HOLLAR's Stability Module provides asymmetric price support - simple in one direction, sophisticated in the other.
Getting HOLLAR: Users can always buy HOLLAR from the HSM at a predictable rate close to 1 USD. This creates a reliable price ceiling - HOLLAR can't trade much above $1 because people can always get it cheaper from the facility.
Selling HOLLAR back: The HSM doesn't blindly buy any amount of HOLLAR at any time - that would be exploitable. Instead, it monitors stableswap pools and intelligently decides when and how much HOLLAR to buy based on genuine market conditions, providing smart price support when HOLLAR is actually undervalued.
Why this design matters: If both directions used simple fixed pricing, manipulators could exploit the HSM by artificially moving stableswap prices and forcing it to buy HOLLAR at bad rates. The smart buyback prevents this while still providing genuine price support.
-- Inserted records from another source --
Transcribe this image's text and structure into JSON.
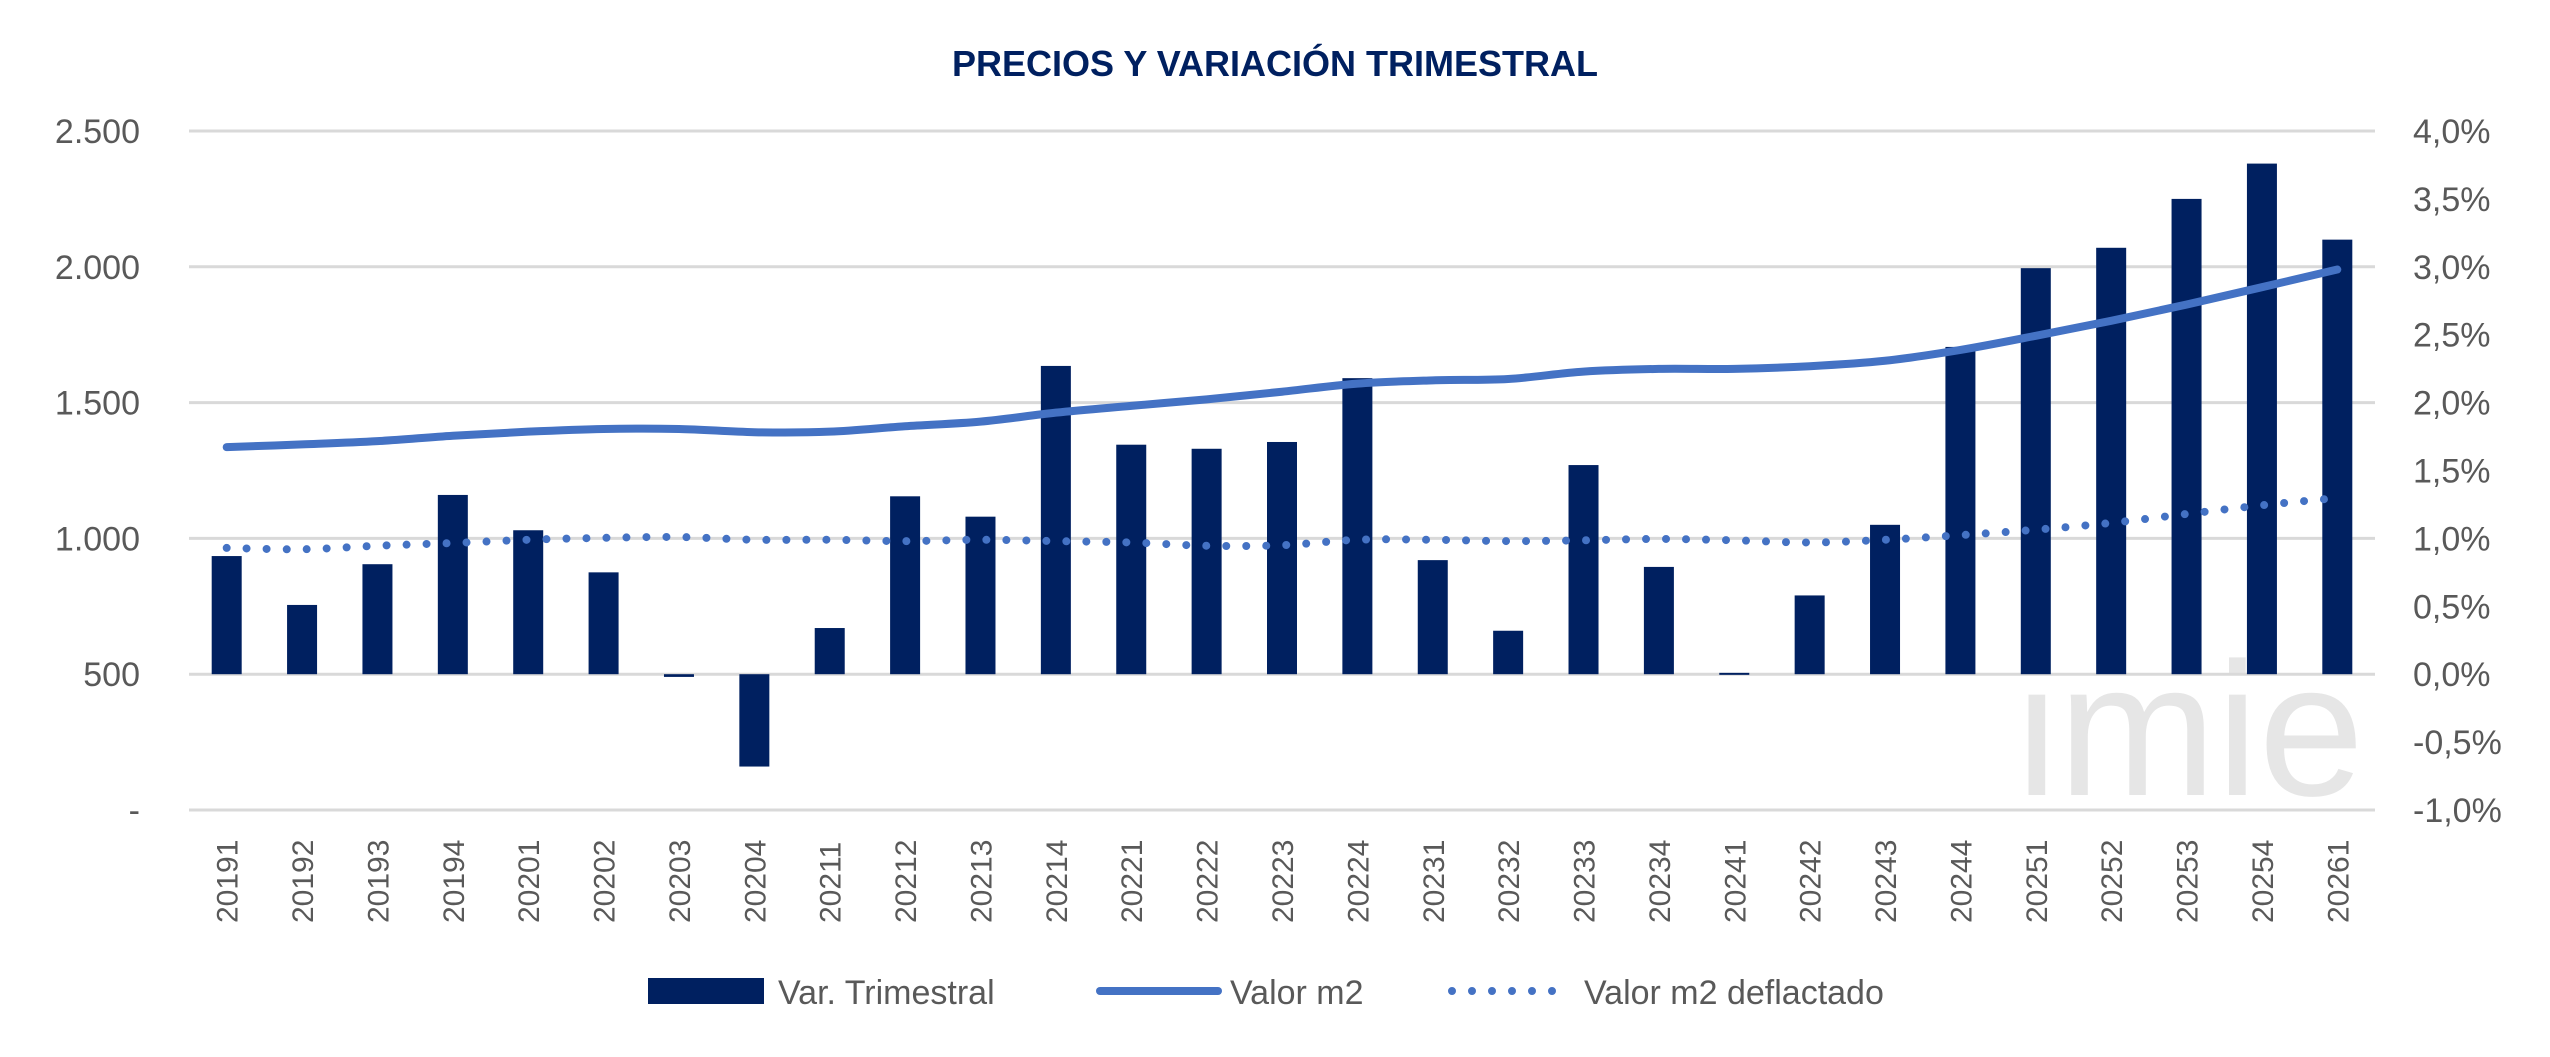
{
  "chart_data": {
    "type": "bar+line",
    "title": "PRECIOS Y VARIACIÓN TRIMESTRAL",
    "watermark": "imie",
    "categories": [
      "20191",
      "20192",
      "20193",
      "20194",
      "20201",
      "20202",
      "20203",
      "20204",
      "20211",
      "20212",
      "20213",
      "20214",
      "20221",
      "20222",
      "20223",
      "20224",
      "20231",
      "20232",
      "20233",
      "20234",
      "20241",
      "20242",
      "20243",
      "20244",
      "20251",
      "20252",
      "20253",
      "20254",
      "20261"
    ],
    "y_left": {
      "range": [
        0,
        2500
      ],
      "ticks": [
        0,
        500,
        1000,
        1500,
        2000,
        2500
      ],
      "tick_labels": [
        "-",
        "500",
        "1.000",
        "1.500",
        "2.000",
        "2.500"
      ]
    },
    "y_right": {
      "range": [
        -1.0,
        4.0
      ],
      "unit": "%",
      "ticks": [
        -1.0,
        -0.5,
        0,
        0.5,
        1.0,
        1.5,
        2.0,
        2.5,
        3.0,
        3.5,
        4.0
      ],
      "tick_labels": [
        "-1,0%",
        "-0,5%",
        "0,0%",
        "0,5%",
        "1,0%",
        "1,5%",
        "2,0%",
        "2,5%",
        "3,0%",
        "3,5%",
        "4,0%"
      ]
    },
    "grid": true,
    "legend_position": "bottom",
    "series": [
      {
        "name": "Var. Trimestral",
        "type": "bar",
        "axis": "right",
        "color": "#002060",
        "values": [
          0.87,
          0.51,
          0.81,
          1.32,
          1.06,
          0.75,
          -0.02,
          -0.68,
          0.34,
          1.31,
          1.16,
          2.27,
          1.69,
          1.66,
          1.71,
          2.18,
          0.84,
          0.32,
          1.54,
          0.79,
          0.01,
          0.58,
          1.1,
          2.41,
          2.99,
          3.14,
          3.5,
          3.76,
          3.2
        ]
      },
      {
        "name": "Valor m2",
        "type": "line",
        "axis": "left",
        "color": "#4472C4",
        "style": "solid",
        "values": [
          1336,
          1346,
          1358,
          1378,
          1393,
          1403,
          1403,
          1391,
          1393,
          1413,
          1430,
          1463,
          1488,
          1512,
          1540,
          1570,
          1582,
          1587,
          1614,
          1624,
          1624,
          1634,
          1654,
          1694,
          1746,
          1801,
          1861,
          1925,
          1990
        ]
      },
      {
        "name": "Valor m2 deflactado",
        "type": "line",
        "axis": "left",
        "color": "#4472C4",
        "style": "dotted",
        "values": [
          965,
          960,
          973,
          983,
          995,
          1002,
          1005,
          995,
          995,
          990,
          995,
          990,
          985,
          973,
          975,
          995,
          995,
          990,
          993,
          998,
          993,
          985,
          995,
          1012,
          1032,
          1057,
          1090,
          1122,
          1149
        ]
      }
    ]
  }
}
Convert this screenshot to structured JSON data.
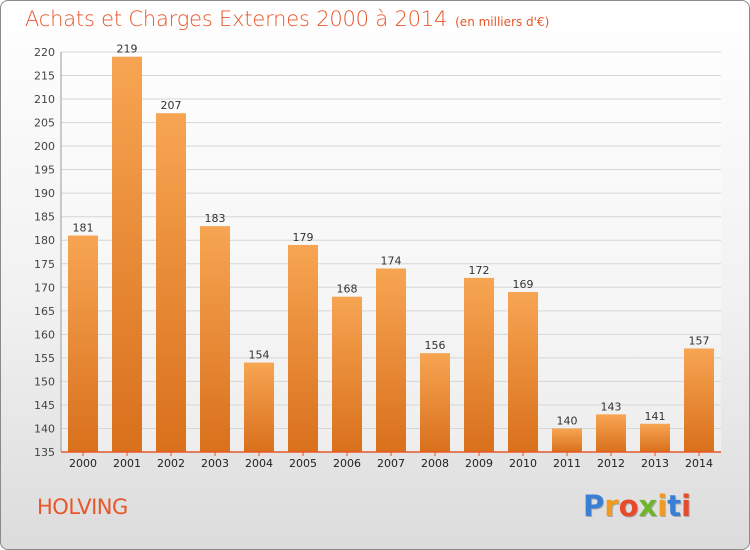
{
  "header": {
    "title": "Achats et Charges Externes 2000 à 2014",
    "unit_note": "(en milliers d'€)"
  },
  "footer": {
    "commune": "HOLVING",
    "brand_letters": [
      "P",
      "r",
      "o",
      "x",
      "i",
      "t",
      "i"
    ],
    "brand_colors": [
      "#3b7fd4",
      "#f29a1f",
      "#e84a2c",
      "#6fb52c",
      "#f29a1f",
      "#3b7fd4",
      "#e84a2c"
    ]
  },
  "chart_data": {
    "type": "bar",
    "categories": [
      "2000",
      "2001",
      "2002",
      "2003",
      "2004",
      "2005",
      "2006",
      "2007",
      "2008",
      "2009",
      "2010",
      "2011",
      "2012",
      "2013",
      "2014"
    ],
    "values": [
      181,
      219,
      207,
      183,
      154,
      179,
      168,
      174,
      156,
      172,
      169,
      140,
      143,
      141,
      157
    ],
    "ylim": [
      135,
      220
    ],
    "yticks": [
      135,
      140,
      145,
      150,
      155,
      160,
      165,
      170,
      175,
      180,
      185,
      190,
      195,
      200,
      205,
      210,
      215,
      220
    ],
    "grid": true,
    "bar_color_light": "#f7a552",
    "bar_color_dark": "#d9701c",
    "axis_color": "#e8562a"
  }
}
The HSM generates revenue by deploying received stablecoins into yield-earning strategies, meaning it can provide price stability while actually making money, rather than burning through reserves like traditional currency pegs.
Using HOLLAR
Minting HOLLAR
To mint your first HOLLAR tokens:
- Go to the Hydration Borrow Markets: Visit https://app.hydration.net/borrow/markets
- Supply your collateral: Choose from the supported assets (DOT, ETH, vDOT, USDT, USDC, tBTC, WBTC) and deposit the amount you want to use as collateral
- Mint HOLLAR: Once your collateral is supplied, you can borrow/mint HOLLAR up to your loan-to-value limit
Your position will begin accruing interest at the current rate of 5.12% annually.
Managing Your Position
Monitor and adjust your HOLLAR position through the dashboard:
- Go to your Borrow Dashboard: Visit https://app.hydration.net/borrow/dashboard
- Increase your health factor: If your position is getting risky, provide more collateral to strengthen it
- Repay HOLLAR: Pay back your debt (plus accrued interest) to unlock your collateral for withdrawal
- Mint more HOLLAR: If you have remaining borrowing capacity, you can mint additional HOLLAR against your existing collateral
Keep your health factor above 1.0 to avoid liquidation.
Risk Considerations
Collateral Volatility
Since HOLLAR is backed by crypto assets that can be volatile, users face the risk of liquidation if their collateral value declines. Different assets carry different risk profiles - stablecoins like USDT and USDC offer lower volatility but may have lower loan-to-value ratios, while assets like ETH and DOT may offer higher borrowing capacity but carry greater liquidation risk.
Peg Stability
HOLLAR aims to maintain a $1.00 peg through the HOLLAR Stability Module and market mechanisms, but extreme market conditions could cause temporary deviations. The facility provides significant protection against peg breaks, but cannot guarantee perfect stability in all conditions.
Smart Contract Risk
While HOLLAR builds on proven GHO architecture that has been battle-tested, the HSM represents new functionality with its own risk profile. Users should consider their exposure and position sizes accordingly.